Background The care of patients with MND has changed radically with greater uptake of non-invasive ventilation (NIV) and tube feeding (TF). Community colleagues in our region have expressed anxiety about how such supported patients might die and in particular whether the process of dying might be prolonged. We sought to investigate these concerns.
Methods A structured questionnaire was distributed to involved clinicians, community practitioners and MNDA care co-ordinators. They completed questionnaires for patients dying under their care, where necessary/appropriate with the input of family members. The data are compared with an historical, retrospective series (n=50) reported by the Wisdom Hospice (WH).1
Results From October 2010 to June 2011, 51 deaths were recorded (mean age 67 years, 29 men). Thirty deaths were in an acute hospital, 15 at home, six in a hospice or community hospital. 16 patients had advance care plans (ACP) of whom 10 died in their “preferred place”. Assisted ventilation had been prescribed to 30 and tube feeding to 37 patients.
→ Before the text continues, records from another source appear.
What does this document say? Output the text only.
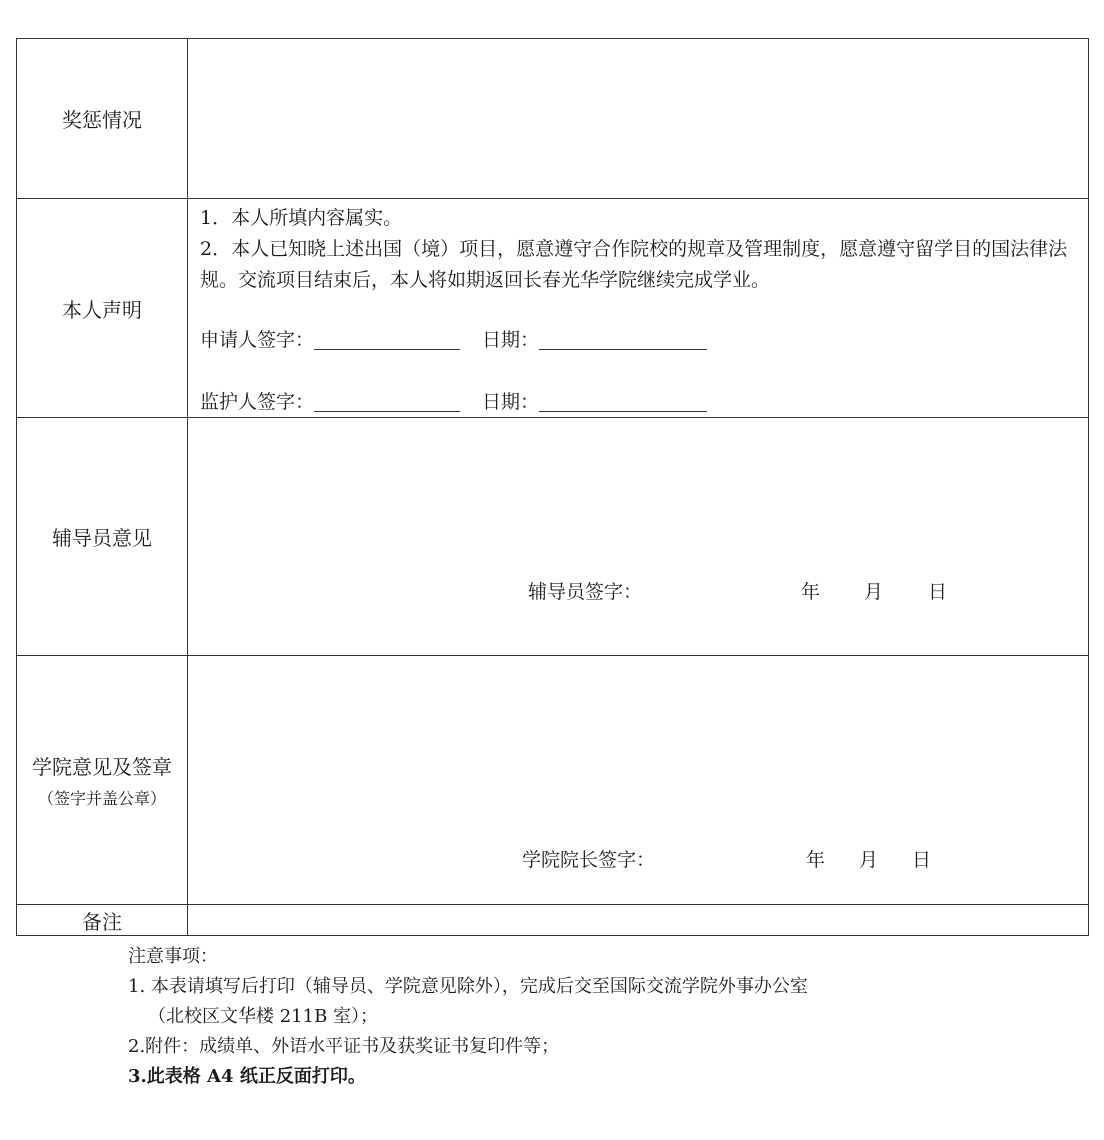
奖惩情况	
本人声明	1．本人所填内容属实。
2．本人已知晓上述出国（境）项目，愿意遵守合作院校的规章及管理制度，愿意遵守留学目的国法律法规。交流项目结束后，本人将如期返回长春光华学院继续完成学业。
申请人签字： 日期：
监护人签字： 日期：

辅导员意见	辅导员签字： 年 月 日

学院意见及签章
（签字并盖公章）	学院院长签字： 年 月 日

备注	
注意事项：
1. 本表请填写后打印（辅导员、学院意见除外），完成后交至国际交流学院外事办公室
（北校区文华楼 211B 室）；
2.附件：成绩单、外语水平证书及获奖证书复印件等；
3.此表格 A4 纸正反面打印。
NIV and TF were discontinued before death in 13 and five patients respectively. For 22 patients the process of dying was sudden or <24 h in duration. NIV was not associated with a prolonged process of dying. The commonest certified cause of death was an unqualified “MND”, with pneumonia reported in seven cases. No patient had a post mortem examination. The WH cohort had a similar proportion of men and the mean age at death was 66 years. None of the patients had assisted ventilation and only seven had tube feeding. The process of dying was 24 h or less for 24 patients. The commonest recorded cause of death was respiratory failure (22 individuals).
Conclusion These preliminary results show that there is no trend to prolonged deaths in patients with MND using NIV and TF. Several patients have elected to discontinue NIV. ACP's in our region remain patchy and require further attention. The quality of death certification is poor with little detail on the mechanism of death.